CA high-speed trains to charge more, serve fewer customers
Nevada's had a taste of train controversy, but California's already approved bonds for high-speed bullet trains in the southern part of the state. According to a new report, though, riding the train is going to cost customers a lot more.
Those hoping to ride the state's high-speed train next decade will have to dig much deeper into their wallets than officials originally thought, a harsh reality that will chase away millions of passengers, according to an updated business plan released Monday.As Nevada considers a couple of train options, we should heed the warning of California's boondoggle in the making, and remember that the government has no business subsidizing any business.
The average ticket on the bullet train from San Francisco to Los Angeles is now estimated to cost about $105, or 83 percent of comparable airfare. Last year, the state said prices would be set at 50 percent of comparable airfare and predicted a ticket from San Francisco to Los Angeles would cost $55.
As a result of the higher fares, state officials now think the service will attract 41 million annual riders by 2035, down from last year's prediction of 55 million passengers by 2030.
Finally, the cost of the project - recently pegged at $33.6 billion in 2008 dollars - is now estimated at $42.6 billion in time-of-construction dollars.
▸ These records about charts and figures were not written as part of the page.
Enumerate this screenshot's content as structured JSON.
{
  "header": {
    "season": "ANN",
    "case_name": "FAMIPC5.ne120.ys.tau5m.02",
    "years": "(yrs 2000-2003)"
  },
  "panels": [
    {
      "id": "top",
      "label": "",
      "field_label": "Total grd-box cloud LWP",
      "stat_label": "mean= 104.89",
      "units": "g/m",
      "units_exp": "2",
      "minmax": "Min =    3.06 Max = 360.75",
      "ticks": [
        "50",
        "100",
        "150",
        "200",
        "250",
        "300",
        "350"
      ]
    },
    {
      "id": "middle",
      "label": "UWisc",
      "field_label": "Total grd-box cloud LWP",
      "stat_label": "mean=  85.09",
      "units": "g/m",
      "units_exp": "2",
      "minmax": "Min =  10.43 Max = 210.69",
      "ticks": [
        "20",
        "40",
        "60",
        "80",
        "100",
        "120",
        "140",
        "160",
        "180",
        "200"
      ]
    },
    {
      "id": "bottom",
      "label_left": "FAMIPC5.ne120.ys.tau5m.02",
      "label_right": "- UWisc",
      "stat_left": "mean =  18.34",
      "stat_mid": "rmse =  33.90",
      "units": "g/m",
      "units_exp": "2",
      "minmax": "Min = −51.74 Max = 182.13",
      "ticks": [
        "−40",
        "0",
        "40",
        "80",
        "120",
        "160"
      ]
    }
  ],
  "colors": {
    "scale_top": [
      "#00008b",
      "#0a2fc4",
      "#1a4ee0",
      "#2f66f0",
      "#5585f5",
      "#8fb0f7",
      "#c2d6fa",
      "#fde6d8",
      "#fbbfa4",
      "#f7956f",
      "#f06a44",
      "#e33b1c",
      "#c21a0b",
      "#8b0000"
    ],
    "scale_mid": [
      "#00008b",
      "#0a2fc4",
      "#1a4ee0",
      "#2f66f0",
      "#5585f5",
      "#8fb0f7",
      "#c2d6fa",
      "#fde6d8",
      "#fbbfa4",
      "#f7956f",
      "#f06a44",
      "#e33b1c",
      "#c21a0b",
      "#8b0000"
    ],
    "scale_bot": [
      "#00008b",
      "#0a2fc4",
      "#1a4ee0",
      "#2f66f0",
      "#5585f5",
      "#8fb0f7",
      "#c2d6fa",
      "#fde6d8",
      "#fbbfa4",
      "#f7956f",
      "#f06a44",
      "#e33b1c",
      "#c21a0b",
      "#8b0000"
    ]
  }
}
The gloomy forecasts are included in the California High-Speed Rail Authority's updated business plan, which the state Legislature required the authority to submit by today.
The authority last produced a business plan in 2008. State officials had used what turned out to be optimistic ridership and ticket price forecasts in presenting a $9.9 billion bond measure called Proposition 1A, which voters approved in November 2008.